Cited in the 1973 P/A Awards program, Bellflower Elementary School in Mentor, Ohio, designed by Richard Fleischman & Associates, epitomizes the earth-sheltered buildings popular 40 years ago and newly relevant in our energy-conscious era. The school has a porcelain-steel-clad cap, with a slot of windows that visually separate it from a grassy berm rising from the flat site. Square in plan and set at a 45-degree angle to the road, Bellflower looks longer and lower than you would expect from a two-story building; the reduction in scale is appropriate for an elementary school surrounded by modest suburban houses.

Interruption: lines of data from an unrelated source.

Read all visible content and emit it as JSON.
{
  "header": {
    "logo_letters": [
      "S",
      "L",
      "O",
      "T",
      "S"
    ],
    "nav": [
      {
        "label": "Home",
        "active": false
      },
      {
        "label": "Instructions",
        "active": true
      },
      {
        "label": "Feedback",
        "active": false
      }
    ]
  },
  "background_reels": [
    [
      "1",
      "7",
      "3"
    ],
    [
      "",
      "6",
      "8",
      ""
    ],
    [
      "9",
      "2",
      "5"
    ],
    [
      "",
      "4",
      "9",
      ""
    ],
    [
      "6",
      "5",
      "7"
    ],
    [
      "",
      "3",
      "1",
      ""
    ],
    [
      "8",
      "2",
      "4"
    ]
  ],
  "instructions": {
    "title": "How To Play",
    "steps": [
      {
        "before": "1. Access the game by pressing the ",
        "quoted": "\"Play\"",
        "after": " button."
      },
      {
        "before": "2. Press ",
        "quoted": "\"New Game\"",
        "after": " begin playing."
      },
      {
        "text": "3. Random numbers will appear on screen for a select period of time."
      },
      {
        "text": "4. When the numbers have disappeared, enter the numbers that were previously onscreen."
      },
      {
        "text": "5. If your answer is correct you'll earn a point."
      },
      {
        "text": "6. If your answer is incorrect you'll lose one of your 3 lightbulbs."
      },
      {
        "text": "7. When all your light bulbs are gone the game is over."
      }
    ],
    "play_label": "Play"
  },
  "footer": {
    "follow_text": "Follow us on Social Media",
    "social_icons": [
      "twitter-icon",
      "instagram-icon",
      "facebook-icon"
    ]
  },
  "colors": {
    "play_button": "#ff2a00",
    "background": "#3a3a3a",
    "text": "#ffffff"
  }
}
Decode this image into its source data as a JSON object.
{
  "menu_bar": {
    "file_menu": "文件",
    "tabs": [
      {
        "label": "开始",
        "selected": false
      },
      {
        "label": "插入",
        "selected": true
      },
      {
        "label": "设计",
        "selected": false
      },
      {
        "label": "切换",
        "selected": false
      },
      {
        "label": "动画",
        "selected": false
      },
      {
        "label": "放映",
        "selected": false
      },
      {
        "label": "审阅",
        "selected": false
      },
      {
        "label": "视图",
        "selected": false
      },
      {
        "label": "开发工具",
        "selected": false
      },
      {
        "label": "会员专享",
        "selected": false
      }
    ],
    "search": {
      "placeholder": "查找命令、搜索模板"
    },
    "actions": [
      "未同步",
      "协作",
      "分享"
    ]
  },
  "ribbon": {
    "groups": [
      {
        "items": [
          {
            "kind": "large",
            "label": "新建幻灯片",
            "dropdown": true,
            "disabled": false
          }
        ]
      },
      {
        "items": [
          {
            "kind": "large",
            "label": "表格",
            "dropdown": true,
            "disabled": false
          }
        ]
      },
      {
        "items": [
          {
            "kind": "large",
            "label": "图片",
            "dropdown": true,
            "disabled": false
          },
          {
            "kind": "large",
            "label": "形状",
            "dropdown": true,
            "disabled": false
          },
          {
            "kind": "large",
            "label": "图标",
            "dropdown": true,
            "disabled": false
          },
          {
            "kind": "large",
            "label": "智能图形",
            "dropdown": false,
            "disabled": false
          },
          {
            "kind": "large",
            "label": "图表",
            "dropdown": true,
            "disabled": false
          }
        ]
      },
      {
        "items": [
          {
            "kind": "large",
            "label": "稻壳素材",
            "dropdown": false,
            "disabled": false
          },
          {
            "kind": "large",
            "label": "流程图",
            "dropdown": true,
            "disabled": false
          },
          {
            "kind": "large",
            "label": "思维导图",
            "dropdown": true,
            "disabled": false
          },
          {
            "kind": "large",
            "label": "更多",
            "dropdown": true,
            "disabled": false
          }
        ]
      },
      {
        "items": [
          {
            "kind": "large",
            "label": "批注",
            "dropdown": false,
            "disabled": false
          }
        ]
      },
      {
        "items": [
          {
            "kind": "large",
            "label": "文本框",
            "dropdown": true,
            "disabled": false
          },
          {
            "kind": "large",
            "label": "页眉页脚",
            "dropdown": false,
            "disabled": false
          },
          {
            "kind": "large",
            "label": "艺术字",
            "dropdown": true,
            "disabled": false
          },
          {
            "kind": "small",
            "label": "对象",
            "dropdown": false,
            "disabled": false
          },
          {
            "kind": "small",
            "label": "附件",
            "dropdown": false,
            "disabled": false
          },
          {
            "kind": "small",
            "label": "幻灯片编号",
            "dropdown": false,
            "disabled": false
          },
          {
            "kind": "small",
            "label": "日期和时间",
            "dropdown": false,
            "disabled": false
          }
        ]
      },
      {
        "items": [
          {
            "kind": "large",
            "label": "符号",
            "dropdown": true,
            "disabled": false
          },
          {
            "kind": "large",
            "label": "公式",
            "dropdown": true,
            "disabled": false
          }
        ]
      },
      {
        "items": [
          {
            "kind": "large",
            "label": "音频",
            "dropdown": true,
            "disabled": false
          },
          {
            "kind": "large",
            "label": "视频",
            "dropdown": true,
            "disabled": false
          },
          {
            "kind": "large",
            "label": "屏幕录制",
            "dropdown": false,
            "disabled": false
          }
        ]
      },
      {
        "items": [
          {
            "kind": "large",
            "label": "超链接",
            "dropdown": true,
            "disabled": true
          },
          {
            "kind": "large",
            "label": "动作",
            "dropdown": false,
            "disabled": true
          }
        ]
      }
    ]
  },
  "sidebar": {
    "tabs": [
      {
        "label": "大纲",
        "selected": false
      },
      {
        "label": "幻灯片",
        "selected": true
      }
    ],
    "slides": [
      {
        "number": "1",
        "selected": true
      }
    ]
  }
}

The school’s interior also has an unexpected quality that foretells the more fluid and flexible learning environments of today. Organized like a small town with a skylit, two-story activity center just inside the glass entry doors, the school has two “streets” that cross at its center, with “learning centers” at its four corners that include stepped seating along the sloped inside of the berm. Its exposed steel-framed structure supports enclosed seminar, music, and speech rooms, as well as a teachers’ room and administrative offices on the mezzanine. The visually and spatially dynamic interior provides a varied and highly stimulating learning environment, serving as a model of how we might rethink schools in our digital age, with technology enabling both teachers and students to be more mobile.
P/A juror Donald L. Stull appreciated the school’s recognition that “a worthwhile educational experience is an evolving thing.” That is as true today as it was in 1973.